Of the many rules of foraging the most important is this: Don’t eat anything unless you are 100 percent certain you know what it is. Some edible plants look uncannily like ones that are deadly. For example, cow parsley goes well in salads but is easily mistaken for something you wouldn’t want near your dinner plate: hemlock.
Other rules include don’t uproot anything (it’s illegal), only take sustainably and don’t pick from ground-hugging plants near footpaths “where dogs can wee on them.” That was Jimmy’s favorite rule.
Time was getting on. From Toller Porcorum we drove down steep, narrow lanes to a nearby beach. Here you can see the stunning coastline sweep in an arc from Portland in Dorset right into neighboring east Devon. A trove of fossils has earned it the name Jurassic Coast and UNESCO World Heritage status.

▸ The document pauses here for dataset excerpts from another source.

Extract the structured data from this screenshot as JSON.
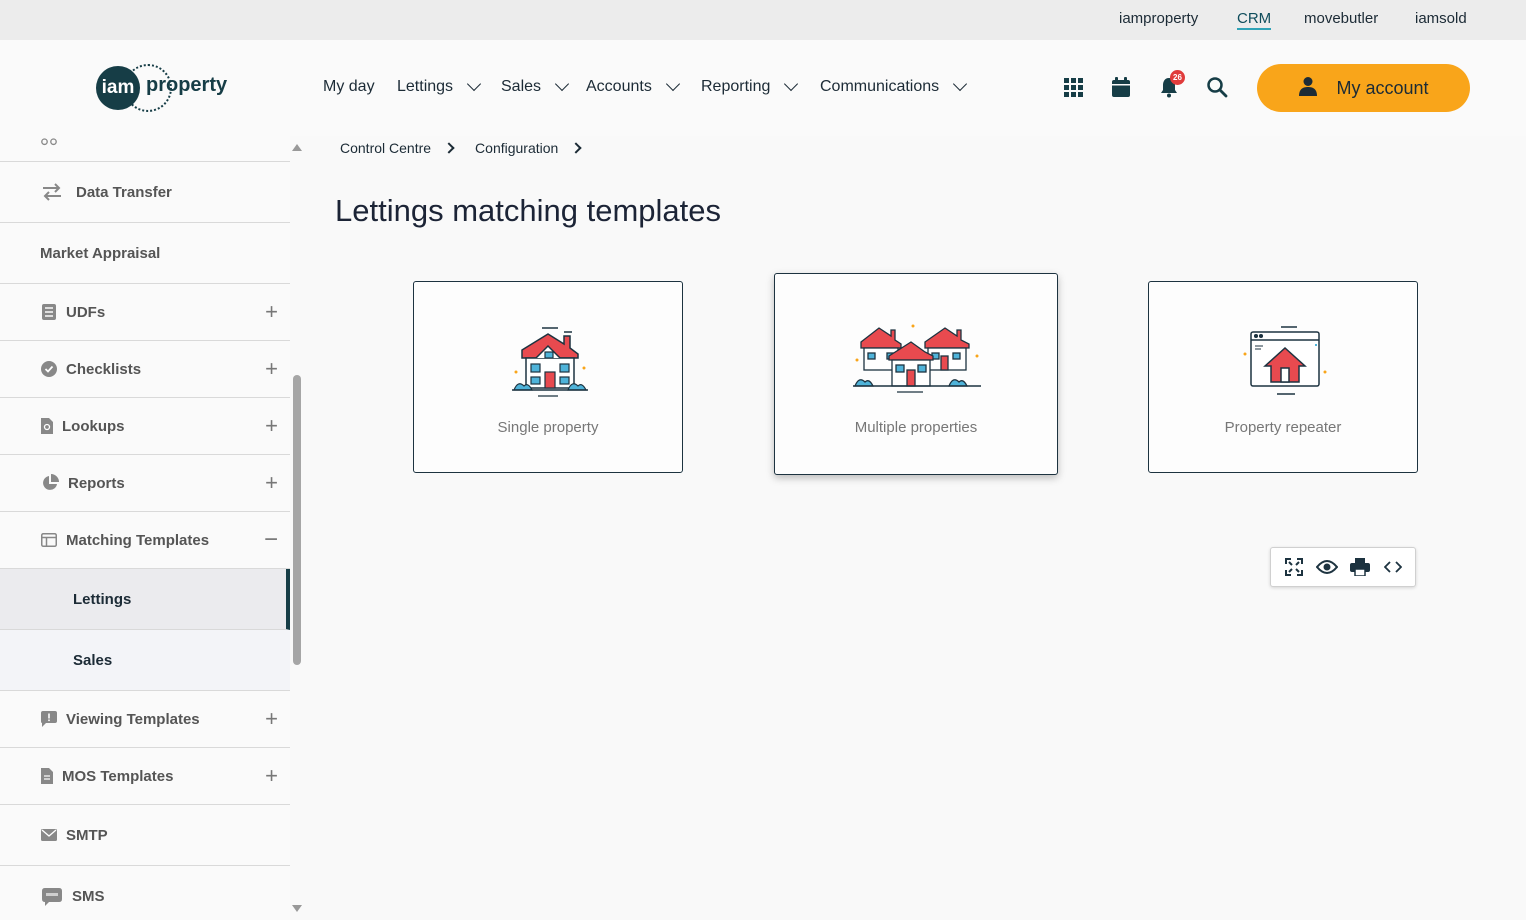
{
  "top_links": [
    {
      "label": "iamproperty"
    },
    {
      "label": "CRM",
      "active": true
    },
    {
      "label": "movebutler"
    },
    {
      "label": "iamsold"
    }
  ],
  "logo": {
    "mark": "iam",
    "text": "property"
  },
  "nav": {
    "my_day": "My day",
    "lettings": "Lettings",
    "sales": "Sales",
    "accounts": "Accounts",
    "reporting": "Reporting",
    "communications": "Communications"
  },
  "header_icons": [
    "apps-grid-icon",
    "calendar-icon",
    "bell-icon",
    "search-icon"
  ],
  "notifications": {
    "count": "26"
  },
  "account": {
    "label": "My account"
  },
  "sidebar": {
    "items": [
      {
        "label": "Data Transfer",
        "icon": "transfer-icon"
      },
      {
        "label": "Market Appraisal"
      },
      {
        "label": "UDFs",
        "icon": "list-icon",
        "expand": "+"
      },
      {
        "label": "Checklists",
        "icon": "check-circle-icon",
        "expand": "+"
      },
      {
        "label": "Lookups",
        "icon": "file-search-icon",
        "expand": "+"
      },
      {
        "label": "Reports",
        "icon": "pie-chart-icon",
        "expand": "+"
      },
      {
        "label": "Matching Templates",
        "icon": "template-icon",
        "expand": "−"
      },
      {
        "label": "Lettings",
        "active": true
      },
      {
        "label": "Sales"
      },
      {
        "label": "Viewing Templates",
        "icon": "comment-alert-icon",
        "expand": "+"
      },
      {
        "label": "MOS Templates",
        "icon": "document-icon",
        "expand": "+"
      },
      {
        "label": "SMTP",
        "icon": "envelope-icon"
      },
      {
        "label": "SMS",
        "icon": "sms-icon"
      }
    ]
  },
  "breadcrumb": {
    "items": [
      "Control Centre",
      "Configuration"
    ]
  },
  "page": {
    "title": "Lettings matching templates"
  },
  "cards": [
    {
      "label": "Single property",
      "icon": "single-house-icon"
    },
    {
      "label": "Multiple properties",
      "icon": "multiple-houses-icon"
    },
    {
      "label": "Property repeater",
      "icon": "browser-house-icon"
    }
  ],
  "toolbar": {
    "icons": [
      "fullscreen-icon",
      "eye-icon",
      "print-icon",
      "code-icon"
    ]
  },
  "colors": {
    "accent": "#f9a51a",
    "brand_dark": "#163d46",
    "house_red": "#e84a4f",
    "house_blue": "#4fb3d9"
  }
}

But we weren’t there for beauty or geology. We were there for sea beet leaves, a close relative of garden spinach that grows in low belts along the pebbly foreshore. More free food, right at our feet.
The best of the wild
But don’t go thinking you can kiss goodbye to supermarkets just because your eyes have been opened. That’s not the idea of the course.
“Foraging isn’t really about survival,” Feaver had said at the start. “It’s about taking the best of the wild and adding it to conventional ingredients to make great-tasting food.”
Great tasting? We’d be the judges of that.
Back at our holiday cottage, Feaver supervised the preparation of the feast. For starters, sea beet soup. For main course, fat hen pesto bake, with more fat hen as a side dish, washed down with sparkling elderflower wine. To finish, elderflower and gooseberry fool, garnished with wild strawberries.
It was a revelation, especially the sea beet soup which was one of the most delicious soups I have ever had: rich, velvety and homey, like swallowing a big bowl of contentment.
It had been a long day. We’d started at 1:30 p.m. and the last spoon didn’t scrape its empty bowl till 9 p.m.
As he packed away his stick, basket and scissors, Feaver said that after doing the course, “people look at the countryside with different eyes.”
Yes, I thought. With eyes like dinner plates.